How behaviors are assigned to objects

The behavior pointer in struct Object (at offset 0x20C) holds the address of the object’s behavior script array:
// include/types.h
/*0x20C*/ const BehaviorScript *behavior;
When create_object(bhvScript) is called, it:
  1. Allocates a slot from gFreeObjectList.
  2. Stores bhvScript in obj->behavior.
  3. Sets obj->curBhvCommand = segmented_to_virtual(bhvScript) — this is the program counter.
  4. Processes the BEGIN command immediately to determine which object list to join.
Each subsequent frame, cur_obj_update() resumes from curBhvCommand and advances it through commands until a BREAK, DELAY, or loop-back is hit.

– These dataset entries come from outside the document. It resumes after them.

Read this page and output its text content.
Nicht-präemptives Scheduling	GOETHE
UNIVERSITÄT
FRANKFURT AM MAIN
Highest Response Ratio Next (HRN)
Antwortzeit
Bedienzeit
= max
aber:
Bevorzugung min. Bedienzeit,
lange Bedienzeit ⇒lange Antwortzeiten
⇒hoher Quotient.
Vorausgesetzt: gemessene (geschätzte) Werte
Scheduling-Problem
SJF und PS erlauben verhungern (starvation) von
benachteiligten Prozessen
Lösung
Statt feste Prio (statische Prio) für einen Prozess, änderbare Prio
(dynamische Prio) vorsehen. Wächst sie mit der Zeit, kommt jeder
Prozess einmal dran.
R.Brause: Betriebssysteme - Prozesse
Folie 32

The object’s position in the script thus persists across frames — the program counter is simply a pointer into the statically allocated array.
GOTO is a raw jump: it replaces gCurBhvCommand with no return address. It is typically used to share the body of one behavior with a variant that only differs in initial setup (like bhvOneCoinbhvYellowCoin).

Execution flow per frame

update_objects()
  └─ for each ObjectList
       └─ for each active Object in list
            └─ cur_obj_update()
                 ├─ gCurrentObject = obj
                 ├─ gCurBhvCommand = obj->curBhvCommand
                 └─ loop:
                      opcode = gCurBhvCommand[0] >> 24
                      result = sBehaviorFunctionTable[opcode]()

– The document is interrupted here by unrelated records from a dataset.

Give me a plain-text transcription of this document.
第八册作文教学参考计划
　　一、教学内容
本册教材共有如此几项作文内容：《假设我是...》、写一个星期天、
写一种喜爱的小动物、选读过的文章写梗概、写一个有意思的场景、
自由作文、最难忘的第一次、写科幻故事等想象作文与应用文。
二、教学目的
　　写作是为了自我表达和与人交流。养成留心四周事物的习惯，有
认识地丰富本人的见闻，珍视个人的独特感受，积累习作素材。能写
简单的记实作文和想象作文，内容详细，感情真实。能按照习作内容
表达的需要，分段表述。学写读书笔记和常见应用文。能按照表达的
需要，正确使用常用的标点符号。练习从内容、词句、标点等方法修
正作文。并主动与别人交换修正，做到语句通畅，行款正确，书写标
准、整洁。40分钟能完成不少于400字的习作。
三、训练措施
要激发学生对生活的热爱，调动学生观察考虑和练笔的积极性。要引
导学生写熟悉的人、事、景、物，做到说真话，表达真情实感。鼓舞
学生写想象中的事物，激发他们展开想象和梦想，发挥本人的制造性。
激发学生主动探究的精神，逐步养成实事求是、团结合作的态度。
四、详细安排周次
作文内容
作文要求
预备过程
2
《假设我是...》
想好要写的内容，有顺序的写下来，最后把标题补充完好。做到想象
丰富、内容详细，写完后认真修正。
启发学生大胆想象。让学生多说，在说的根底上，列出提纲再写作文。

                      if result == BHV_PROC_BREAK: stop for this frame
                      else: continue to next command
BHV_PROC_CONTINUE (0) lets the engine execute the next command in the same frame. BHV_PROC_BREAK (1) stops and saves gCurBhvCommand back into obj->curBhvCommand for the next frame. DELAY returns BHV_PROC_BREAK every frame until the timer expires, effectively pausing the script.